• Journal of anesthesia · Jul 1990

    Evaluation of conventional weaning criteria in patients with acute respiratory failure.

    • K Okamoto, H Iwamasa, H Dogomori, and T Morioka.
    • Department of Anesthesiology, Kumamoto University Medical School, Kumamoto, Japan.
    • J Anesth. 1990 Jul 1; 4 (3): 213-8.

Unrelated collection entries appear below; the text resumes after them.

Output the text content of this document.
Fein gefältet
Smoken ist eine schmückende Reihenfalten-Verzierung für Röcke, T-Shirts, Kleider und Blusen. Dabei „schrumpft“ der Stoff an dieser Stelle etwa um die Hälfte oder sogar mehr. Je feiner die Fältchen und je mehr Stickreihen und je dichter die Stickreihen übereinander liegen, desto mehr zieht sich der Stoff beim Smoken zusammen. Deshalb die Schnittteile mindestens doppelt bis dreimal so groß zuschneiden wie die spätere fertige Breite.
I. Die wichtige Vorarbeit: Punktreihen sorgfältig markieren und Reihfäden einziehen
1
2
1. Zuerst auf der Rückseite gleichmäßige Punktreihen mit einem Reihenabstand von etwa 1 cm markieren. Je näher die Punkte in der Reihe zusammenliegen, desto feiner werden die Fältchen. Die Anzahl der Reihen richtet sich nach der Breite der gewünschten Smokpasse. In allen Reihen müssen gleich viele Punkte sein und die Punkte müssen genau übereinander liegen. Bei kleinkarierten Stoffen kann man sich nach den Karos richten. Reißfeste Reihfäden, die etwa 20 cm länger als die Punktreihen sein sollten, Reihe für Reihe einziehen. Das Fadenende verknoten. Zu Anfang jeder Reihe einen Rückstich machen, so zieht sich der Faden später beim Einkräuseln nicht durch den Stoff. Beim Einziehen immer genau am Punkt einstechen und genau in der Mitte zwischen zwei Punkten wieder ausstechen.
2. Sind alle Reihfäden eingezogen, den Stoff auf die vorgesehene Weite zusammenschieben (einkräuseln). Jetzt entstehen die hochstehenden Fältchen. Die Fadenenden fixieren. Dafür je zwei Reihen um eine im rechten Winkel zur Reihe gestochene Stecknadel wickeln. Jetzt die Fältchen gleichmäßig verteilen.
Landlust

    AbstractWe evaluated the reliability of conventional weaning criteria from a ventilator during 33 weaning trials on 25 patients with acute respiratory failure (ARF). Of 13 criteria, a ratio of maximal voluntary ventilation to minute ventilation (MV) >2, a vital capacity >12 ml.kg(-1), a spontaneous respiratory rate <25 breaths.min(-1), and a MV <10 l.min(-1) appeared to be useful for predicting successful weaning outcome. However, even using those criteria, there were many falsely-negative cases. The alveolar-arterial P(O)(2) gradient <350 mmHg at an F i(O)(2) 1.0 was not useful as a predictor of weaning outcome. The present study demonstrates that conventional criteria are frequently inaccurate for predicting weaning outcomes and suggests that the use of some of these criteria may unnecessarily prolong the length of ventilator support. Since ventilation of most patients with poor oxygenation can be successfully discontinued by placing them on a continuous positive airway pressure system, these results suggest that the improvement of oxygenation is not an indispensable prerequisite for weaning from mechanical ventilators.